Das Tier schien kein bestimmtes Ziel zu haben.

Auf seinen acht Beinen kroch es über den sandigen Boden, wandte sich bald hierhin und bald dorthin auf der Suche nach Beute. Die beiden Scheren waren halb geöffnet, der Giftstachel am Ende des nach vorn gebogenen Schwanzes bereit zum Stich. In seiner Welt mochte es ein erbarmungsloser Jäger sein.

Hier war es das Opfer.

Eine Stiefelsohle fiel herab und zerquetschte das Tier, bewegte sich so lange hin und her, bis eine zähe Flüssigkeit hervorquoll, die langsam im Sand versickerte.
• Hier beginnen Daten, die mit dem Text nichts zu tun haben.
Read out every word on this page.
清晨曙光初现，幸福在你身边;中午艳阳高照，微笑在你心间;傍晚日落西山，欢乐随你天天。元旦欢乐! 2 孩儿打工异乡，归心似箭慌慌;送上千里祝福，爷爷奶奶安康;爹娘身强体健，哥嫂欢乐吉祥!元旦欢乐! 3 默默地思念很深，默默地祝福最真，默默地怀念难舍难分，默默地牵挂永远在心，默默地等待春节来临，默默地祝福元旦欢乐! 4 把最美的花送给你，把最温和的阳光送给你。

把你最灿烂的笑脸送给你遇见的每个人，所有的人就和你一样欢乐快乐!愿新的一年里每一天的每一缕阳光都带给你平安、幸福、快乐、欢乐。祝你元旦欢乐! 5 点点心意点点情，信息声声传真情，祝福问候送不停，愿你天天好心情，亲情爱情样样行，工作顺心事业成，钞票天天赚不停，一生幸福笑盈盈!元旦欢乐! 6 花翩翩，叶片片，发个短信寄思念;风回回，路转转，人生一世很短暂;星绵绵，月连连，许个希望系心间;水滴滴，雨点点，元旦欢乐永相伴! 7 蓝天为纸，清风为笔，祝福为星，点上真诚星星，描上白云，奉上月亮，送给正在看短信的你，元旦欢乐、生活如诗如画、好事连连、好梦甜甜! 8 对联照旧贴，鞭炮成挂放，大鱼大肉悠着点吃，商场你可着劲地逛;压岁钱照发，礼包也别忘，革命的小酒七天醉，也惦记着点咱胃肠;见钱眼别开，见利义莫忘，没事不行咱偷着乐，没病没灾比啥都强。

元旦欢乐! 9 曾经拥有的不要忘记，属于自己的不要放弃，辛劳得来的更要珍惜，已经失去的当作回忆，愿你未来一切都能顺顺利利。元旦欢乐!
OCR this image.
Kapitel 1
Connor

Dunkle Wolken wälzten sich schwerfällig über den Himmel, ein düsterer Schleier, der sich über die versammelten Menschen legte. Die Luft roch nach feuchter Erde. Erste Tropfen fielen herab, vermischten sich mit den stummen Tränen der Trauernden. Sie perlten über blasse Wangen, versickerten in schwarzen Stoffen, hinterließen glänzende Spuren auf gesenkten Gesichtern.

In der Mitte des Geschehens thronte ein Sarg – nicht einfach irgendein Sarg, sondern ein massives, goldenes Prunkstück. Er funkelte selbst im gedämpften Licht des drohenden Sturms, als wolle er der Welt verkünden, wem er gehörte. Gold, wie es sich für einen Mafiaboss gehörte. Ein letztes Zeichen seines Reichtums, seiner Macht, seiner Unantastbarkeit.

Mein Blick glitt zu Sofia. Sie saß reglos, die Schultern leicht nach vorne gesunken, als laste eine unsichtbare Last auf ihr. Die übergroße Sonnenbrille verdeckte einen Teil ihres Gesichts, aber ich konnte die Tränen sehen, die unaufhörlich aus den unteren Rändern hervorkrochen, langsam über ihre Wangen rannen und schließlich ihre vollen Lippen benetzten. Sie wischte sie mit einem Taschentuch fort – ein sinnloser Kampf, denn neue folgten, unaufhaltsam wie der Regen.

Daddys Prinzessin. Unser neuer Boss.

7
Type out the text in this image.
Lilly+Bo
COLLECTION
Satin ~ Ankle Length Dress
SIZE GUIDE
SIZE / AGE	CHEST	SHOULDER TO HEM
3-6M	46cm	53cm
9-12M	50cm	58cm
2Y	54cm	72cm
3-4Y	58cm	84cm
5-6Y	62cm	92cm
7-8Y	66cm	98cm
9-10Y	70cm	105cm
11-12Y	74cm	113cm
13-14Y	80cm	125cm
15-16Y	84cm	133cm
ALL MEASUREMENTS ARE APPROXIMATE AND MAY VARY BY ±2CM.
»Skorpione«, knurrte Guillaume de Rein. »Wie ich sie hasse.«

»Dies Land ist verflucht«, zischte Renald de Rein. Erschöpft vom langen Marsch des Tages ließ sich der Baron auf den Hocker niedersinken, den seine Diener im Zelt aufgestellt hatten. »Vor zwei Wochen haben wir Dorylaeum als glorreiche Sieger verlassen, und nun sieh, was aus uns geworden ist. Die Hitze quält uns, Hunger und Durst geißeln uns wie eine Seuche!«

»Ihr sagt das, als ob ich daran Schuld trüge, Vater«, entgegnete Guillaume, während er mit vor Ekel herabgezogenen Mundwinkeln die Reste des Skorpions von seinem Stiefel zu entfernen suchte.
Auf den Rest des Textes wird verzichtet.